How the Act will affect filings outside of California is harder to predict, and likely depends on the extent to which out-of-state plaintiffs want to rely on California’s law, and to test the various processes outlined above. With varying motivations and levels of sophistication in the plaintiffs’ bar, only time will tell.
 Specifically, “Personal information” means either of the following: (A) An individual’s first name or first initial and his or her last name in combination with any one or more of the following data elements, when either the name or the data elements are not encrypted or redacted: (i) Social security number, (ii) Driver’s license number or California identification card number, (iii) Account number, credit or debit card number, in combination with any required security code, access code, or password that would permit access to an individual’s financial account, (iv) Medical information, or (v) Health insurance information; or (B) A username or email address in combination with a password or security question and answer that would permit access to an online account.
 Cal. Civil Code 1798.81.5.
 Interestingly, the Act states that the notice to the company must identify “the specific provisions of this title the consumer alleges have been or are being violated.” “[T]his Title” appears to refer to Title 1.81.5 (the California Consumer Privacy Act of 2018).

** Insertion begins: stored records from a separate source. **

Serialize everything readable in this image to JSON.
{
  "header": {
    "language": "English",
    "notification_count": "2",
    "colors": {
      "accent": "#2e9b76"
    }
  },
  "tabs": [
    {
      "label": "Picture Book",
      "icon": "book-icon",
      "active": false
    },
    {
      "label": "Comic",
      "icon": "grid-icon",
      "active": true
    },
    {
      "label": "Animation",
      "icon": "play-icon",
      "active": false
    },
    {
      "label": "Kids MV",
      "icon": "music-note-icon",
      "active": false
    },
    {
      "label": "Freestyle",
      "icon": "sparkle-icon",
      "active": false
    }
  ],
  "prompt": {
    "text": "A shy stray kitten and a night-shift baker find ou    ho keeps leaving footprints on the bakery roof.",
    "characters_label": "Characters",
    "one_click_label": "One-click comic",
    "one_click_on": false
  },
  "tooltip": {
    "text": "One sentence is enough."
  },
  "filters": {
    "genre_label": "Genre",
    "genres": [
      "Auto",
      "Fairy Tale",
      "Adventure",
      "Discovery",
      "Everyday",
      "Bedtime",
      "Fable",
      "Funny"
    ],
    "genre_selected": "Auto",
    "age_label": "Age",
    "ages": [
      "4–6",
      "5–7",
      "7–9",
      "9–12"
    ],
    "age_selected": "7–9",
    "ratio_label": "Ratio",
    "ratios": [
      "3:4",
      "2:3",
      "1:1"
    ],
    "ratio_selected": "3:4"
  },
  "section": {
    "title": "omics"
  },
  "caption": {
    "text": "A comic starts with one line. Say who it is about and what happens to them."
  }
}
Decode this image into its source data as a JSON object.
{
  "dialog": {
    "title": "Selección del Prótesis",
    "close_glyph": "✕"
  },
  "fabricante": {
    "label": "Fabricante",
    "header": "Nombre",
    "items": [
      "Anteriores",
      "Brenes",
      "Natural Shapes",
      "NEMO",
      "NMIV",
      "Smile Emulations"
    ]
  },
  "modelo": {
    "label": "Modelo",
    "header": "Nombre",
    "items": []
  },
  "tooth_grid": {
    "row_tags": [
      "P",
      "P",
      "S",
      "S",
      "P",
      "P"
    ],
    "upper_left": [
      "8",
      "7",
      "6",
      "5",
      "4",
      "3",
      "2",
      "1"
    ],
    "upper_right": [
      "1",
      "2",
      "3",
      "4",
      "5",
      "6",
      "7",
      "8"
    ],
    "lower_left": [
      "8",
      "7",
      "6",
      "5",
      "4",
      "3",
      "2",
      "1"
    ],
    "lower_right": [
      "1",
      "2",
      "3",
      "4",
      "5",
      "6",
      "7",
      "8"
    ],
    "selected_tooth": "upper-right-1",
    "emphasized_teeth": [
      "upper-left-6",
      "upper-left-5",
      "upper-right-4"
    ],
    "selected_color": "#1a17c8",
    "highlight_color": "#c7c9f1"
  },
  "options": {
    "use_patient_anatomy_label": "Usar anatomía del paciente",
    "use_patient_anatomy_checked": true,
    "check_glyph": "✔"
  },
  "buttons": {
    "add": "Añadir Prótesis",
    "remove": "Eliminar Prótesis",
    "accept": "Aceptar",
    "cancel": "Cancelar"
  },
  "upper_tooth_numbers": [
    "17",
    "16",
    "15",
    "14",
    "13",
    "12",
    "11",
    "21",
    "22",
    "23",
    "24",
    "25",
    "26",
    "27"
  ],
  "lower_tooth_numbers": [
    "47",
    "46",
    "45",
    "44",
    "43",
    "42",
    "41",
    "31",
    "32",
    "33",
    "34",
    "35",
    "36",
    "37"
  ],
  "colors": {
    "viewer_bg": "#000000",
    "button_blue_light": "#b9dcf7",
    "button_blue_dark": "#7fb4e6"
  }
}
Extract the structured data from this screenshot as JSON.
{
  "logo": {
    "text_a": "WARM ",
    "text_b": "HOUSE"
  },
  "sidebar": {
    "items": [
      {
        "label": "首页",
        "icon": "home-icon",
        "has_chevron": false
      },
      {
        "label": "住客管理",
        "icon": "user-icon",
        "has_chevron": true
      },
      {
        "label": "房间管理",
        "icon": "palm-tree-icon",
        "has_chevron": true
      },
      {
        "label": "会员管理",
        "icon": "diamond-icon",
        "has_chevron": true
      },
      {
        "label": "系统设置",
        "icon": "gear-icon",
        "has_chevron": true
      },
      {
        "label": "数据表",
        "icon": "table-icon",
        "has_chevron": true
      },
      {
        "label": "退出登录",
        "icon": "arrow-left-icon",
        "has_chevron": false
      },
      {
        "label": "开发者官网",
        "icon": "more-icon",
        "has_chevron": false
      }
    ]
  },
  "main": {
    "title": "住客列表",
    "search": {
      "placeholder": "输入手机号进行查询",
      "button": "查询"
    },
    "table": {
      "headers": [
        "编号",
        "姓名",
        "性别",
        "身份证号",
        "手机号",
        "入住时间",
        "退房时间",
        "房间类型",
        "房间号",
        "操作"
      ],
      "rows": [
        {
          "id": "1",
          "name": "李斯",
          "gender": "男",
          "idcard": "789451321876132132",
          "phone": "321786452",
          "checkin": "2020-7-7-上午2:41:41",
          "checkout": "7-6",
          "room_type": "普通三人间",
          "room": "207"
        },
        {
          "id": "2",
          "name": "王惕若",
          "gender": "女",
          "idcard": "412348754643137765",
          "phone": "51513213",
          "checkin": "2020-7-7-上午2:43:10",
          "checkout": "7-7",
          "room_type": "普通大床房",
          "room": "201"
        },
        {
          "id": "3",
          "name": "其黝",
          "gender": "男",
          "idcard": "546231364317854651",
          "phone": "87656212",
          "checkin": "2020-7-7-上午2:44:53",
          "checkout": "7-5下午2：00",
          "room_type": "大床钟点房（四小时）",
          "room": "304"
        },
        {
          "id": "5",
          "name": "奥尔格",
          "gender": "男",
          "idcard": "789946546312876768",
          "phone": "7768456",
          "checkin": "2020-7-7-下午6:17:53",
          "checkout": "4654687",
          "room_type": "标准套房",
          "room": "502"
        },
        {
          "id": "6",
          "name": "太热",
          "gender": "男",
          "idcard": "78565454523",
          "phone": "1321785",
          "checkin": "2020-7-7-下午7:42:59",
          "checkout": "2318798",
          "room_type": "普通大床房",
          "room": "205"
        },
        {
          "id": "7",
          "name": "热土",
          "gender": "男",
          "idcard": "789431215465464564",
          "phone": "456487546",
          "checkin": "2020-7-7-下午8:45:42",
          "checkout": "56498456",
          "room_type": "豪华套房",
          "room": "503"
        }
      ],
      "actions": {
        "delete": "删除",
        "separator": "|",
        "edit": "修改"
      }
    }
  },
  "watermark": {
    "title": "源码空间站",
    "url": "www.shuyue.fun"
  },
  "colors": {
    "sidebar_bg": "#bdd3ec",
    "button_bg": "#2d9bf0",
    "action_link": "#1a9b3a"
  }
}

The breach notification section is contained in Title 1.81.25. Thus, there is an argument that—as drafted—the violation (and therefore, cure) must be linked to a violation of the Act’s main provisions, and not necessarily a violation of the duty to implement reasonable security measures. Note that because the Act does not itself contain a requirement that companies implement reasonable security measures, a failure to do so would not necessarily be a ‘violation’ of the Act.